La participación activa del sector empresarial y el fortalecimiento de una iniciativa privada sólida son fundamentales para garantizar el desarrollo económico sostenible de un país.
Entre los primeros presidentes de la CEPB destacan Enrique García Iturralde, fundador y primer presidente; Fernando Illanes, quien ejerció el cargo en dos etapas; Carlos Iturralde, que lideró la institución durante la década de 1980; José Luis Camacho, presidente entre 1996–2000; Roberto Mustafá, entre otros.
Desde su fundación, el 4 de septiembre de 1962, la CEPB trabajó hasta consolidarse como la principal organización representativa del sector empresarial privado del país.
Entre sus muchos logros podemos mencionar la articulación de 29 instituciones empresariales, entre ellas federaciones departamentales y cámaras nacionales sectoriales, como las de Industria, Comercio y Exportaciones.
En el actual escenario político, la Confederación tiene entre sus principales preocupaciones la aprobación de normas sobre inversión, minería, hidrocarburos y otras áreas que permitan generar seguridad jurídica, atraer capitales y recuperar la confianza para la inversión nacional y extranjera. Con este propósito se debe modificar la Constitución Política del Estado.
Como informaron los medios de comunicación del país, la Confederación aprovechó la celebración de su aniversario para lanzar un mensaje en el que, frente a la actual crisis económica, reclama un papel más activo del sector privado en la construcción de soluciones para el país.
Giovanni Ortuño, presidente de la CEPB, fue claro al señalar que Bolivia atraviesa un nuevo ciclo en el que el desafío empresarial ya no se limita a producir, invertir o generar empleo, sino que demanda una participación activa en la discusión del futuro económico nacional. Remarcó que “el momento exige una participación activa en la construcción del futuro nacional a través del diálogo, la propuesta, y la firme convicción para defender principios y derechos”.
Los empresarios estamos convencidos de que debemos fortalecer la unidad nacional y empresarial, enmarcados en la democracia y respetando el Estado de derecho, la justicia, la libertad económica y la seguridad jurídica. Ninguna región, sector productivo o empresa podrá enfrentar los problemas si trabajan solos.
Pese a los problemas que atravesó el empresario en el último bienio, el sector sigue invirtiendo y generando empleos, porque está convencido de que así contribuye al bienestar de trabajadores, familias y comunidades.
A sus 64 años, la CEPB celebra su aniversario en medio del debate económico actual: unidad empresarial, mejores condiciones para producir y mayor protagonismo del sector privado en la recuperación de Bolivia.
Como enfatizó Ortuño: “Necesitamos más unidad que nunca.
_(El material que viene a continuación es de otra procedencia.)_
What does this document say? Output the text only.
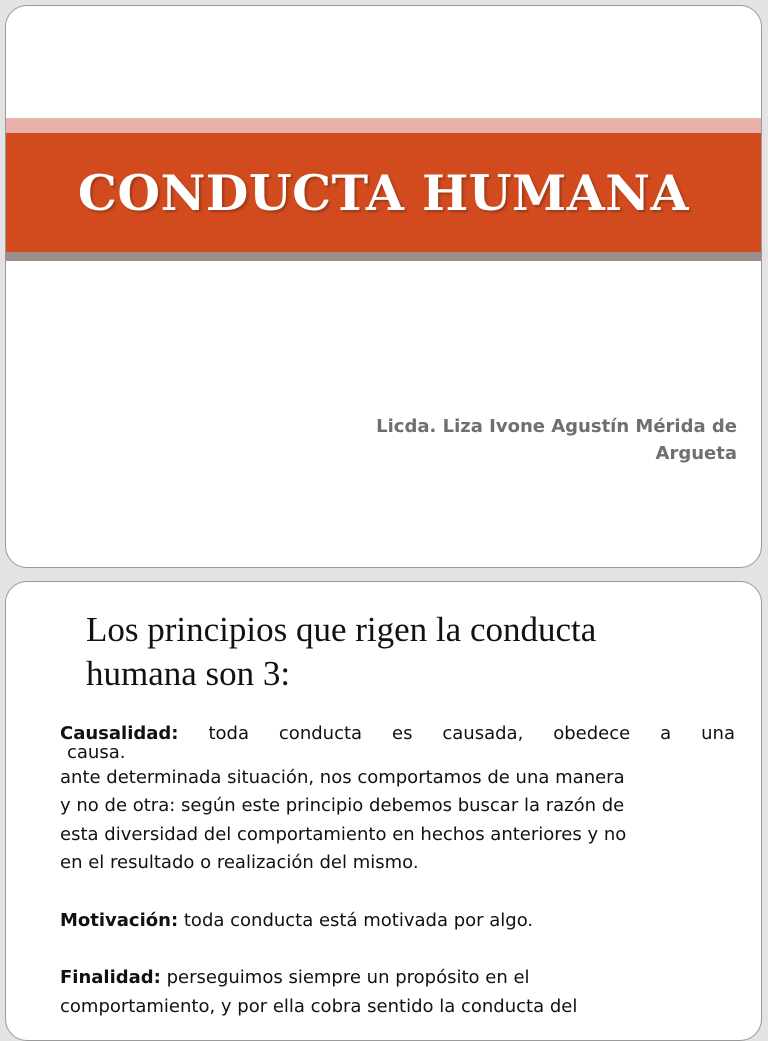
CONDUCTA HUMANA
Licda. Liza Ivone Agustín Mérida de
Argueta
Los principios que rigen la conducta
humana son 3:

Causalidad: toda conducta es causada, obedece a una

causa.

ante determinada situación, nos comportamos de una manera

y no de otra: según este principio debemos buscar la razón de

esta diversidad del comportamiento en hechos anteriores y no

en el resultado o realización del mismo.

Motivación: toda conducta está motivada por algo.

Finalidad: perseguimos siempre un propósito en el

comportamiento, y por ella cobra sentido la conducta del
Creemos en una Bolivia donde emprender, trabajar, producir, invertir y generar empleo sean expresiones de libertad y progreso”.
Otra tarea es la representación internacional del empresariado boliviano, como voz del sector privado nacional ante la OIT, el Mercosur, la Comunidad Andina, la OIE y el Consejo de Empresarios Iberoamericanos.
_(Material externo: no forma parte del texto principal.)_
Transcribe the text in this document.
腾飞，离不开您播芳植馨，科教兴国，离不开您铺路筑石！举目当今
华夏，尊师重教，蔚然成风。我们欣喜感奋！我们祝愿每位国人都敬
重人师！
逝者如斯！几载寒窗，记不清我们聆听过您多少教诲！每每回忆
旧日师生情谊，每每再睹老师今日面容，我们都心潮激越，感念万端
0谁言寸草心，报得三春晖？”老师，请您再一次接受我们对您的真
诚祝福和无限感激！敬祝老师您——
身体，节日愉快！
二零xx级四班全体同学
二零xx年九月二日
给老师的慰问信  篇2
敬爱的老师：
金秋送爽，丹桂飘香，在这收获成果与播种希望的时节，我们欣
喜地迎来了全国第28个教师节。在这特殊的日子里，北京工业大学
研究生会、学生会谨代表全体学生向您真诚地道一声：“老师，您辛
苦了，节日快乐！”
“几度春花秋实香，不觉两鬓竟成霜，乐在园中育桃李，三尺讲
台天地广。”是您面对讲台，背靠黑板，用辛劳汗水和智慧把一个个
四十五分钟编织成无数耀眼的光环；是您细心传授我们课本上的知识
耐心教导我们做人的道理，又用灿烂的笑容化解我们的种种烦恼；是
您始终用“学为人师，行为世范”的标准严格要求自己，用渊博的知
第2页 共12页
En momentos de alta incertidumbre económica, la CEPB asume el reto de contribuir a la recuperación productiva y evitar el cierre de unidades productivas, afectadas por la contracción del mercado, la falta de liquidez y los bloqueos.
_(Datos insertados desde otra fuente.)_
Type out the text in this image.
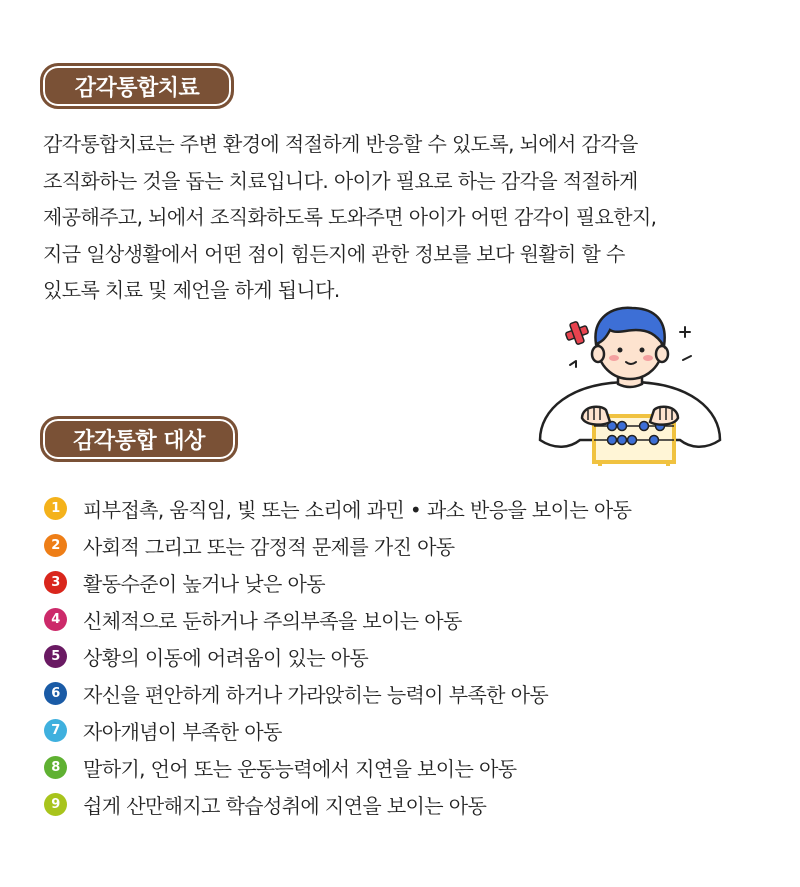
감각통합치료
감각통합치료는 주변 환경에 적절하게 반응할 수 있도록, 뇌에서 감각을
조직화하는 것을 돕는 치료입니다. 아이가 필요로 하는 감각을 적절하게
제공해주고, 뇌에서 조직화하도록 도와주면 아이가 어떤 감각이 필요한지,
지금 일상생활에서 어떤 점이 힘든지에 관한 정보를 보다 원활히 할 수
있도록 치료 및 제언을 하게 됩니다.
감각통합 대상
1	피부접촉, 움직임, 빛 또는 소리에 과민 • 과소 반응을 보이는 아동
2	사회적 그리고 또는 감정적 문제를 가진 아동
3	활동수준이 높거나 낮은 아동
4	신체적으로 둔하거나 주의부족을 보이는 아동
5	상황의 이동에 어려움이 있는 아동
6	자신을 편안하게 하거나 가라앉히는 능력이 부족한 아동
7	자아개념이 부족한 아동
8	말하기, 언어 또는 운동능력에서 지연을 보이는 아동
9	쉽게 산만해지고 학습성취에 지연을 보이는 아동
También enfrenta la escasez de divisas y carburantes, que elevan los costos y dificultan la importación de insumos. Participa en el diálogo con el Gobierno y plantea soluciones para enfrentar la falta de dólares y asegurar combustibles.
La defensa del empleo formal es otra prioridad. La CEPB promueve cambios para superar una regulación laboral que, desde la perspectiva empresarial, dificulta la creación de puestos de trabajo y puede favorecer la informalidad, planteando incentivos para sostener y multiplicar el empleo formal.
Tras la difícil experiencia de mayo y junio, marcada por protestas y bloqueos, la Confederación considera prioritaria la aprobación de normas que garanticen el libre tránsito, eviten nuevos bloqueos y protejan el Estado de derecho, la propiedad privada y las cadenas de suministro.
No queremos volver al pasado. Queremos construir una Bolivia productiva, abierta al mundo, capaz de atraer inversiones y donde ser empresario vuelva a significar crear oportunidades para todos.
Felicito a la CEPB y le deseo una larga vida por el país.
El autor es economista, Académico de Número de la ABCE y presidente del Directorio de la UREAL.